A pile of pipelines: An overview of the bioinformatics software for metabarcoding data analyses

Mol Ecol Resour. 2023 Aug 7:10.1111/1755-0998.13847. doi: 10.1111/1755-0998.13847. Online ahead of print.

Abstract

Environmental DNA (eDNA) metabarcoding has gained growing attention as a strategy for monitoring biodiversity in ecology. However, taxa identifications produced through metabarcoding require sophisticated processing of high-throughput sequencing data from taxonomically informative DNA barcodes. Various sets of universal and taxon-specific primers have been developed, extending the usability of metabarcoding across archaea, bacteria and eukaryotes. Accordingly, a multitude of metabarcoding data analysis tools and pipelines have also been developed. Often, several developed workflows are designed to process the same amplicon sequencing data, making it somewhat puzzling to choose one among the plethora of existing pipelines.
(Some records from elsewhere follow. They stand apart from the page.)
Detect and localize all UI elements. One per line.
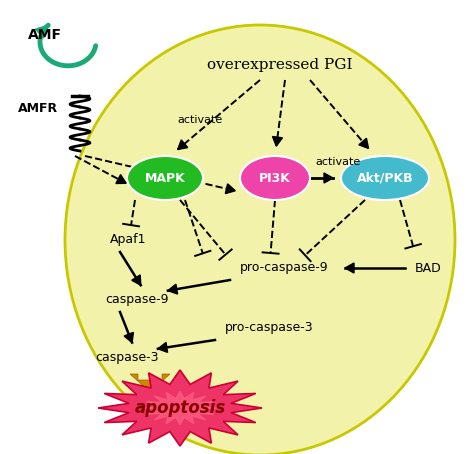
Text: caspase-3: caspase-3 bbox=[95, 351, 158, 365]
Polygon shape bbox=[158, 342, 168, 352]
Text: activate: activate bbox=[177, 115, 223, 125]
Text: activate: activate bbox=[315, 157, 361, 167]
Text: Apaf1: Apaf1 bbox=[110, 233, 146, 247]
Polygon shape bbox=[324, 173, 333, 183]
Polygon shape bbox=[359, 138, 368, 148]
Polygon shape bbox=[36, 25, 48, 38]
Polygon shape bbox=[130, 374, 170, 392]
Text: AMFR: AMFR bbox=[18, 102, 58, 114]
Text: caspase-9: caspase-9 bbox=[105, 293, 168, 306]
Text: pro-caspase-3: pro-caspase-3 bbox=[225, 321, 314, 335]
Polygon shape bbox=[178, 140, 188, 149]
Polygon shape bbox=[345, 263, 354, 273]
Polygon shape bbox=[98, 370, 262, 446]
Polygon shape bbox=[168, 284, 178, 294]
Text: AMF: AMF bbox=[28, 28, 62, 42]
Text: PI3K: PI3K bbox=[259, 172, 291, 184]
Text: Akt/PKB: Akt/PKB bbox=[357, 172, 413, 184]
Polygon shape bbox=[116, 175, 126, 183]
Polygon shape bbox=[144, 391, 217, 425]
Ellipse shape bbox=[240, 156, 310, 200]
Text: pro-caspase-9: pro-caspase-9 bbox=[240, 262, 328, 275]
Polygon shape bbox=[132, 275, 141, 285]
Ellipse shape bbox=[65, 25, 455, 454]
Ellipse shape bbox=[127, 156, 203, 200]
Polygon shape bbox=[225, 184, 235, 193]
Text: apoptosis: apoptosis bbox=[134, 399, 226, 417]
Ellipse shape bbox=[341, 156, 429, 200]
Text: MAPK: MAPK bbox=[145, 172, 185, 184]
Text: overexpressed PGI: overexpressed PGI bbox=[207, 58, 353, 72]
Polygon shape bbox=[273, 137, 283, 146]
Polygon shape bbox=[124, 332, 133, 343]
Text: BAD: BAD bbox=[415, 262, 442, 275]
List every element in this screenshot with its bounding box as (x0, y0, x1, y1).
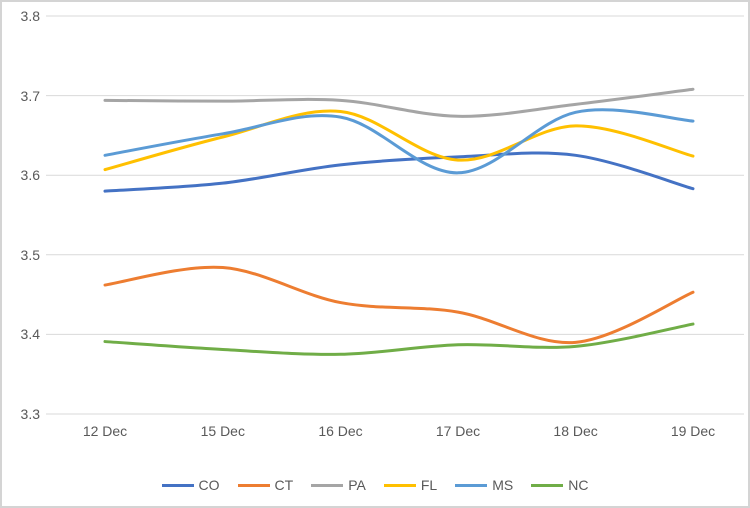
legend-item-co: CO (161, 477, 220, 493)
series-line-nc (103, 322, 695, 356)
legend-label: MS (492, 477, 514, 493)
legend-item-fl: FL (383, 477, 438, 493)
legend-label: CO (198, 477, 220, 493)
legend-label: FL (420, 477, 438, 493)
legend-item-pa: PA (311, 478, 366, 492)
legend-item-ct: CT (237, 477, 294, 493)
y-axis-tick-label: 3.5 (20, 246, 40, 263)
y-axis-tick-label: 3.4 (20, 326, 40, 343)
x-axis-tick-label: 18 Dec (553, 423, 598, 439)
legend-label: CT (274, 477, 294, 493)
legend: CO CT PA FL MS NC (2, 478, 748, 492)
y-axis-tick-label: 3.7 (20, 87, 40, 104)
legend-line-swatch (455, 483, 488, 487)
legend-item-nc: NC (531, 478, 588, 492)
series-line-ms (103, 108, 695, 175)
series-line-ct (103, 265, 695, 345)
x-axis-tick-label: 17 Dec (435, 423, 481, 439)
x-axis-tick-label: 12 Dec (82, 423, 128, 439)
legend-label: PA (348, 477, 366, 493)
x-axis-tick-label: 19 Dec (670, 423, 716, 439)
series-line-fl (103, 109, 695, 172)
series-line-pa (103, 87, 695, 118)
legend-item-ms: MS (455, 478, 513, 492)
x-axis-tick-label: 16 Dec (318, 423, 363, 439)
y-axis-tick-label: 3.6 (20, 167, 40, 184)
legend-line-swatch (311, 483, 344, 487)
legend-line-swatch (531, 483, 564, 487)
legend-label: NC (568, 477, 589, 493)
y-axis-tick-label: 3.8 (20, 8, 40, 24)
x-axis-tick-label: 15 Dec (200, 423, 245, 439)
series-line-co (103, 151, 695, 193)
legend-line-swatch (237, 483, 270, 487)
legend-line-swatch (161, 483, 194, 487)
legend-line-swatch (383, 483, 416, 487)
y-axis-tick-label: 3.3 (20, 406, 40, 422)
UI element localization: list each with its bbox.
However, each pipeline has its own specific philosophy, strengths and limitations, which should be considered depending on the aims of any specific study, as well as the bioinformatics expertise of the user. In this review, we outline the input data requirements, supported operating systems and particular attributes of thirty-two amplicon processing pipelines with the goal of helping users to select a pipeline for their metabarcoding projects.

Keywords: amplicon data analysis; bioinformatics; environmental DNA; metabarcoding; pipeline; review.